Specifiek voor woningmarkt en huishoudens willen D66 en CDA de eigenwoningregelingen moderniseren, waaronder de hypotheekrenteaftrek. De hypotheekrenteaftrek wordt geleidelijk verder afgebouwd, met als doel de verstorende effecten op de woningmarkt en de ongelijkheid tussen huurders en kopers te verminderen.
Ook de autobelastingen worden genoemd. Betalen voor gebruik, niet voor bezit. Elektrisch rijden moet fiscaal aantrekkelijk blijven en het gebruik van deelauto’s, fiets en ov gestimuleerd.

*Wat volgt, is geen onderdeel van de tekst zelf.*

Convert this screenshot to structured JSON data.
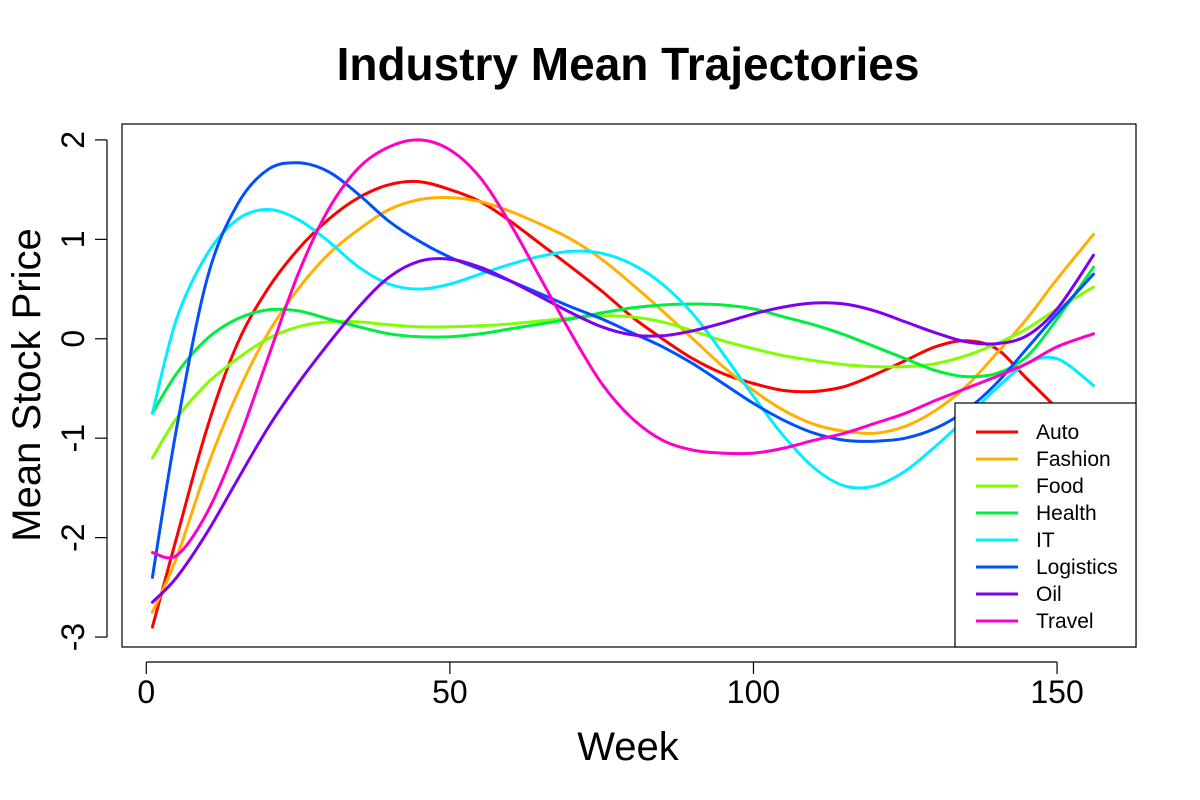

Innovatieve economie De ambitie is een concurrerende, innovatieve economie waarin bedrijven – van mkb tot grote ondernemingen – kunnen investeren in verduurzaming, digitalisering en groei onder stabiele spelregels. De partijen willen het gelijke speelveld in Europa bewaken met een stabiel vennootschapsbelastingtarief en voorspelbaar beleid, zodat Nederland aantrekkelijk blijft als vestigingsland, maar zonder nieuwe fiscale race naar de bodem.
Publieke R&D-uitgaven gaan omhoog richting minimaal 1% van het bbp, als onderdeel van het 3%-doel voor totale (publiek + privaat) innovatie-investeringen. Concreet wordt de WBSO uitgebreid, onder meer voor ontwikkeling van AI en andere sleuteltechnologieën, blijven de Innovatiebox en energie-/milieu-investeringsregelingen in stand maar worden zij geïntegreerd tot één robuuste investeringsregeling. Daarnaast komt er een strategisch industriebeleid voor sectoren als hightech-maakindustrie, groene chemie, energie, water, AI en agri-food, waarbij publiek geld gericht wordt ingezet om koploperschap en strategische autonomie te versterken.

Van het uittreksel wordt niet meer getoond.